Engaging water citizens: the potential for reshaping water governance
Problems of water insecurity (floods, droughts, pollution, depletion and degradation, lack of access), once considered to be symptoms of underdevelopment in the global south, increasingly affect countries of the global north. Mainstream ‘techno-managerial’ models of water governance, delivered through state departments or private companies, are proving insufficient to address these challenges and often fail to engage with water users and communities in meaningful ways. In response to these growing insecurities, citizens’ initiatives are emerging across Europe to address water concerns.
In this workshop we explore the potential of citizens’ initiatives in Europe to reshape water governance.
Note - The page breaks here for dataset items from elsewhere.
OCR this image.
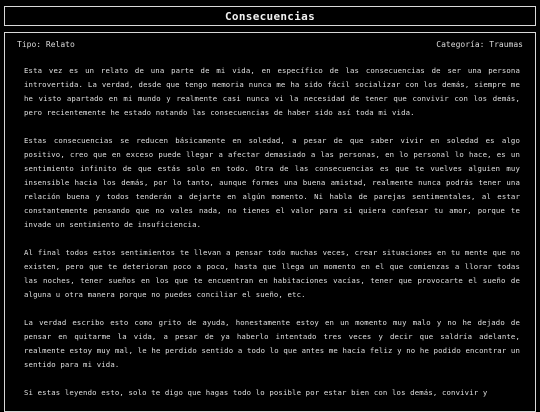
Consecuencias
Tipo: Relato	Categoría: Traumas

Esta vez es un relato de una parte de mi vida, en específico de las consecuencias de ser una persona introvertida. La verdad, desde que tengo memoria nunca me ha sido fácil socializar con los demás, siempre me he visto apartado en mi mundo y realmente casi nunca vi la necesidad de tener que convivir con los demás, pero recientemente he estado notando las consecuencias de haber sido así toda mi vida.

Estas consecuencias se reducen básicamente en soledad, a pesar de que saber vivir en soledad es algo positivo, creo que en exceso puede llegar a afectar demasiado a las personas, en lo personal lo hace, es un sentimiento infinito de que estás solo en todo. Otra de las consecuencias es que te vuelves alguien muy insensible hacia los demás, por lo tanto, aunque formes una buena amistad, realmente nunca podrás tener una relación buena y todos tenderán a dejarte en algún momento. Ni habla de parejas sentimentales, al estar constantemente pensando que no vales nada, no tienes el valor para si quiera confesar tu amor, porque te invade un sentimiento de insuficiencia.

Al final todos estos sentimientos te llevan a pensar todo muchas veces, crear situaciones en tu mente que no existen, pero que te deterioran poco a poco, hasta que llega un momento en el que comienzas a llorar todas las noches, tener sueños en los que te encuentran en habitaciones vacías, tener que provocarte el sueño de alguna u otra manera porque no puedes conciliar el sueño, etc.

La verdad escribo esto como grito de ayuda, honestamente estoy en un momento muy malo y no he dejado de pensar en quitarme la vida, a pesar de ya haberlo intentado tres veces y decir que saldría adelante, realmente estoy muy mal, le he perdido sentido a todo lo que antes me hacía feliz y no he podido encontrar un sentido para mi vida.

Si estas leyendo esto, solo te digo que hagas todo lo posible por estar bien con los demás, convivir y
To do this we learn from the experience of local citizens’ initiatives in Montpellier (France) and Ilkley (UK), analysing them as emergent institutions of collective action, mediating people-environment interactions, and reshaping citizen-state relations. We aim to better understand how people become engaged with water issues, how citizen-led institutions emerge and evolve, what kind of environmental and social impacts they generate, and how these processes can be supported and facilitated.
In the workshop we will also experiment with ‘reversing the gaze’; adapting knowledge and approaches generated in the global south, to the study of citizen initiatives in the global north. By undertaking joint learning with the citizen initiatives, we aim to creatively bridge boundaries between different contexts; between researchers, citizens’ and water professionals; between scientific and lay knowledge.